Different men have differing aims and inclinations,

Yet can the same man bear the same liking for an hour?

‘No bay in the world outshines delightful Baiae,’

If that’s what the rich man cries, lake and sea suffer

The master’s swift attention: but if some decadent

Whim gives him the signal, it’s: ‘Tomorrow, you workmen

Haul your gear to Teanum!’ Does the Genius guard

His marriage bed in the hall: he says nothing’s finer,

Nothing outdoes the single life: if not he swears only

Marriage can suit. What knot holds this shifting Proteus?

And the pauper? You laugh! He changes his garret,

His bed, his barber, his bath, hires a boat and is just

As sick as the millionaire sailing his private yacht.

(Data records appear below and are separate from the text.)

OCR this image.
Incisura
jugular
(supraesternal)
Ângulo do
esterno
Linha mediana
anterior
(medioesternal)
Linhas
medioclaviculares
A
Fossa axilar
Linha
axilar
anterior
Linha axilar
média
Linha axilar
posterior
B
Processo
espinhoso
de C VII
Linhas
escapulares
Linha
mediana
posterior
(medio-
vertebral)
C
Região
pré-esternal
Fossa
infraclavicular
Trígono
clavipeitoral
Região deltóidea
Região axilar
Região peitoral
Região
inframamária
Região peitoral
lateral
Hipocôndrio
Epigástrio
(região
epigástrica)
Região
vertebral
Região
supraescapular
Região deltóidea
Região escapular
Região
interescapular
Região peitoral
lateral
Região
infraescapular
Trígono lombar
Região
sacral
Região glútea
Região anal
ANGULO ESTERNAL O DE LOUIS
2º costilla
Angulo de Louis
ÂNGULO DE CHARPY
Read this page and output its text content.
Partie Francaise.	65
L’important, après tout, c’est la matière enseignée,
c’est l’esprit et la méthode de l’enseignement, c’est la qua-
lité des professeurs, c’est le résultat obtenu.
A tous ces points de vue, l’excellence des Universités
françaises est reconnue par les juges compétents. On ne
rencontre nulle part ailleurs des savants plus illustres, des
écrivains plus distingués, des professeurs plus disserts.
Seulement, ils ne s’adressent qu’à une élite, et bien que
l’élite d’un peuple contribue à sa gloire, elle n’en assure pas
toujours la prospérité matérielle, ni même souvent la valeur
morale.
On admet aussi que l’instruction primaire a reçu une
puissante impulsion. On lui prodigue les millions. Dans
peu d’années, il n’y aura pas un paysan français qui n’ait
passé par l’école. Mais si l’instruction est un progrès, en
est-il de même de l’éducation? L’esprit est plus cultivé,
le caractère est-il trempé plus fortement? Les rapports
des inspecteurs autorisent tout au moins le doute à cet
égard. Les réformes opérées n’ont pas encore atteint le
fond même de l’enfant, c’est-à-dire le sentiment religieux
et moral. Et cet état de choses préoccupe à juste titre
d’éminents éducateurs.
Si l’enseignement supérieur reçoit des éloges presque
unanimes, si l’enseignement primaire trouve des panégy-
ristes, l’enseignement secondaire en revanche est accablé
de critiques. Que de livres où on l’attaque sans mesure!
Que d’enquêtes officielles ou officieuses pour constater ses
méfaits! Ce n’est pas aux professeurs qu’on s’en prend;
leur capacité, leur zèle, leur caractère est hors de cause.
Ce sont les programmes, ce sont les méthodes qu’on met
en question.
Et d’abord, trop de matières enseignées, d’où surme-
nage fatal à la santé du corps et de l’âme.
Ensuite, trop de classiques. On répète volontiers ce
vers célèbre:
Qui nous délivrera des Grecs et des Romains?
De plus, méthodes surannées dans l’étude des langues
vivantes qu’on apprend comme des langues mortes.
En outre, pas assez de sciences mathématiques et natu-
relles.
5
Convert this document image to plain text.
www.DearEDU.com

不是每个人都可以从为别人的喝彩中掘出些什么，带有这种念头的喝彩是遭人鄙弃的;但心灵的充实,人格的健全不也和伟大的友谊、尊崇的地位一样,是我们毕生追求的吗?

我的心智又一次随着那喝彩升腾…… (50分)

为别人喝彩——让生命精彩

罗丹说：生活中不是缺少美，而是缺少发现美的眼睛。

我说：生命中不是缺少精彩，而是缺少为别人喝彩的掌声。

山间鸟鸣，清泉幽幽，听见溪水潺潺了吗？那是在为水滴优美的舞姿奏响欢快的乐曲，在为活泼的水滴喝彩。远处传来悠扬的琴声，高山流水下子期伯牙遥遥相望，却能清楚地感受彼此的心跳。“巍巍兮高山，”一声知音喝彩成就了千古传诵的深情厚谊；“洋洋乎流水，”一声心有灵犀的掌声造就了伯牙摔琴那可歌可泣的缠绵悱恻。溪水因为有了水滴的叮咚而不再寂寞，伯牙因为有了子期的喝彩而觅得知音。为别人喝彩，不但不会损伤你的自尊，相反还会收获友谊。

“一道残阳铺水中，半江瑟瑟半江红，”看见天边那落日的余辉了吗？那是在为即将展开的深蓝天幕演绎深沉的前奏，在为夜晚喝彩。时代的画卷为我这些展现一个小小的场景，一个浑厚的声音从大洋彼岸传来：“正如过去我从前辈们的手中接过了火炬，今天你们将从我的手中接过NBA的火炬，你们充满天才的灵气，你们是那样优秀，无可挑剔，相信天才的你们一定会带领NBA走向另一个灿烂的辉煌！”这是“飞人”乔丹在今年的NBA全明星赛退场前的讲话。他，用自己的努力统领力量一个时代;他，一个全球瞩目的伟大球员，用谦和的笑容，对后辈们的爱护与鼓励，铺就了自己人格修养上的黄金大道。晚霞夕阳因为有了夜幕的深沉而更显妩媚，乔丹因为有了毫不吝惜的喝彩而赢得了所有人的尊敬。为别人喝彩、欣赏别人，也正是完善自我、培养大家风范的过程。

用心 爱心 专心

If some ham-fisted barber has cropped my hair and I

Meet you, you laugh: if I happen to wear a tired shirt

Under my tunic, or my toga sits poorly, all

Awry, you laugh: yet if my judgement contends

With itself, spurns what it craved, seeks what it just put down,

Wavers, inconsistently, in all of life’s affairs,

Razing, re-building, and altering round to square:

You consider my madness normal, don’t laugh at all,

Don’t think I need the doctor, or a legal guardian

The praetor appoints, given you, in charge of all

My affairs, are annoyed by a badly-trimmed nail

Of this friend who looks to you, hangs on your every word.

In sum: the wise man is second only to Jove,

Rich, free, handsome, honoured, truly a king of kings,

Sane, above all, sound, unless he’s a cold in the head!